Money can be given an Aristotelian causal account of material, formal, efficient and final causes.
What can be money is something with value, that is a store of value. It must be more than this, because laborers have economic value but cannot be money. Money must be something that has value and can be exchanged, namely property. This is the matter of money.
Formally, money is a measure of value in exchange, that is what it is. I say “in exchange” because if men had no need of things they do not possess, money would not exist, because it facilitates exchange. As a matter of justice, money is the measure that is used to equate incommensurately valuable things such as shoes, houses and food.
Money is brought into existence by dependent rational animals, that is animals that need things and have the capacity to create laws and relations. As Joe Carter notes, money is a matter of shared belief or put differently it is a matter of law and not nature.
Finally, the final cause or purpose of money is to facilitate exchange. It is because we need what we do not possess that we engage in exchange and money makes this possible when the objects of desire are not matching in an exchange. For example, I have chickens and my peer has shoes, but does not want chickens. He wants shingles for his house.
Now when economists talk about the money supply they talk about different sorts of things, that is contracts and property which are essentially different from one another. The money supply is broken up into three types (generally): M1, M2 and M3. M1 is currency and demand deposits.
Let us pause and consider demand deposits. As Zippy noted in a previous post, bank deposits are essentially different from currency. A bank deposit is a sort of investment in the operation of the bank. The bank uses the deposited money to operate by investing in other contracts such as loans, because all of the money it has deposited does not need to be returned all at once. They are playing the game of large numbers, which has its risks but allows for some profits.
Fractional reserve banking then seems to be an act of magic because it is poorly explained as depositing the same money over and over again. What is occurring is that you are investing in a bank with the right of a near instant return of the investment after which the bank uses some of that as means of extending credit and entering into contracts with others to produce a profit.
Now, it is true that these assets can be money and Zippy in a different post notes that stocks and all sort of other things are used as money in exchange. However, I would propose that these sorts of property are money only in a secondary and accidental sense. Money as such is a measure and the regular is used to judge the irregular. One may use a stock as money, but its value is irregular and difficult to judge. The way that it can be used as money is that it is already measured by the currency in order to be exchanged. Stock A is known to be worth $50 per share and Stock B is worth $25 per share. We need not trade the stock for money in order to exchange, because we know 1 share of A is worth 2 shares of B.

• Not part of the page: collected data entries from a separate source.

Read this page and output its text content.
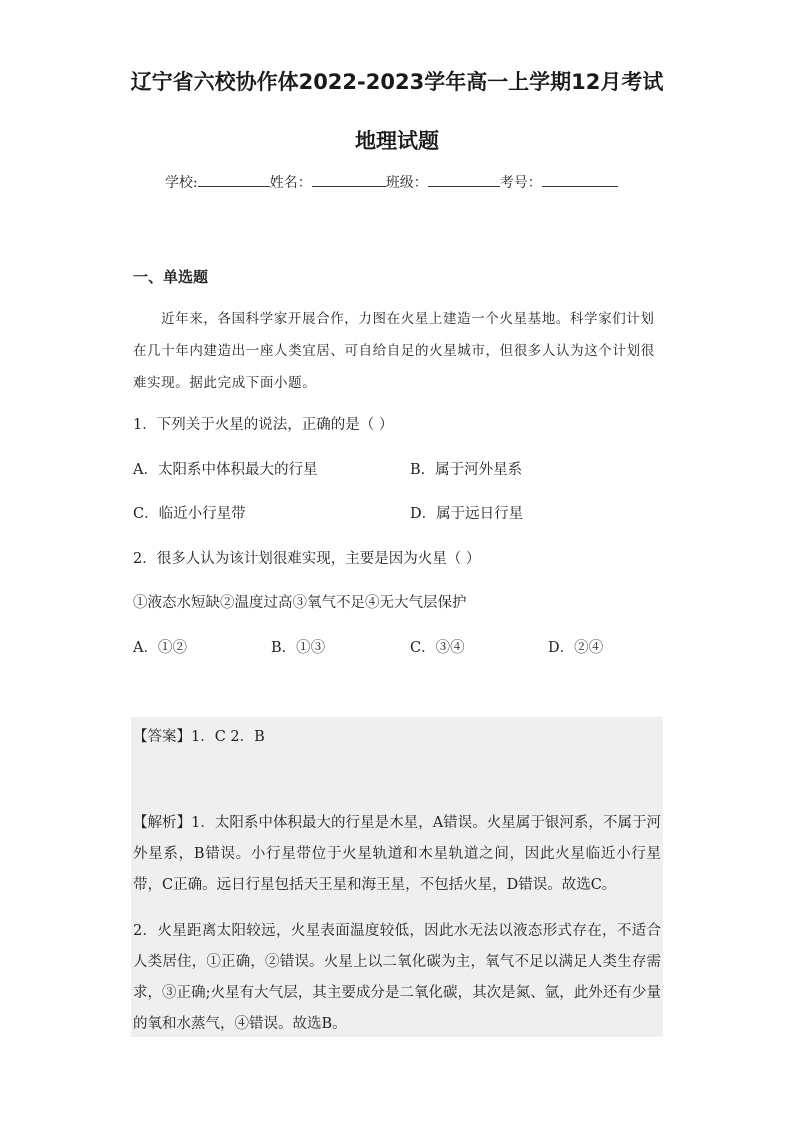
辽宁省六校协作体2022-2023学年高一上学期12月考试
地理试题
学校:	姓名：	班级：	考号：
一、单选题
近年来，各国科学家开展合作，力图在火星上建造一个火星基地。科学家们计划在几十年内建造出一座人类宜居、可自给自足的火星城市，但很多人认为这个计划很难实现。据此完成下面小题。
1．下列关于火星的说法，正确的是（ ）
A．太阳系中体积最大的行星	B．属于河外星系
C．临近小行星带	D．属于远日行星
2．很多人认为该计划很难实现，主要是因为火星（ ）
①液态水短缺②温度过高③氧气不足④无大气层保护
A．①②	B．①③	C．③④	D．②④
【答案】1．C 2．B
【解析】1．太阳系中体积最大的行星是木星，A错误。火星属于银河系，不属于河外星系，B错误。小行星带位于火星轨道和木星轨道之间，因此火星临近小行星带，C正确。远日行星包括天王星和海王星，不包括火星，D错误。故选C。
2．火星距离太阳较远，火星表面温度较低，因此水无法以液态形式存在，不适合人类居住，①正确，②错误。火星上以二氧化碳为主，氧气不足以满足人类生存需求，③正确;火星有大气层，其主要成分是二氧化碳，其次是氮、氩，此外还有少量的氧和水蒸气，④错误。故选B。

This would then bring in the question of currency exchanges and how this is determined. Zippy has some notes about the value of fiat currency being determined as a means of tax settlement, but more thinking is needed on this.
In any case, currency seems to be money in a primary sense in that it measure other valuable things, but other things can be used as money in a secondary way as already measured by currency. I can use the random sticks that fall from my tree as measure of length, but this is only meaningful if I know their length by some consistent standard. I can measure time by the motion of my toddler spinning or my praying the rosary, but only as first being measured by something more regular is it useful.
To return to modern economics, the money supply seems to be currency and those assets that are extremely liquid and easily transferred. M2 and M3 are slightly less liquid than M1 deposits and this seems to be the significant difference.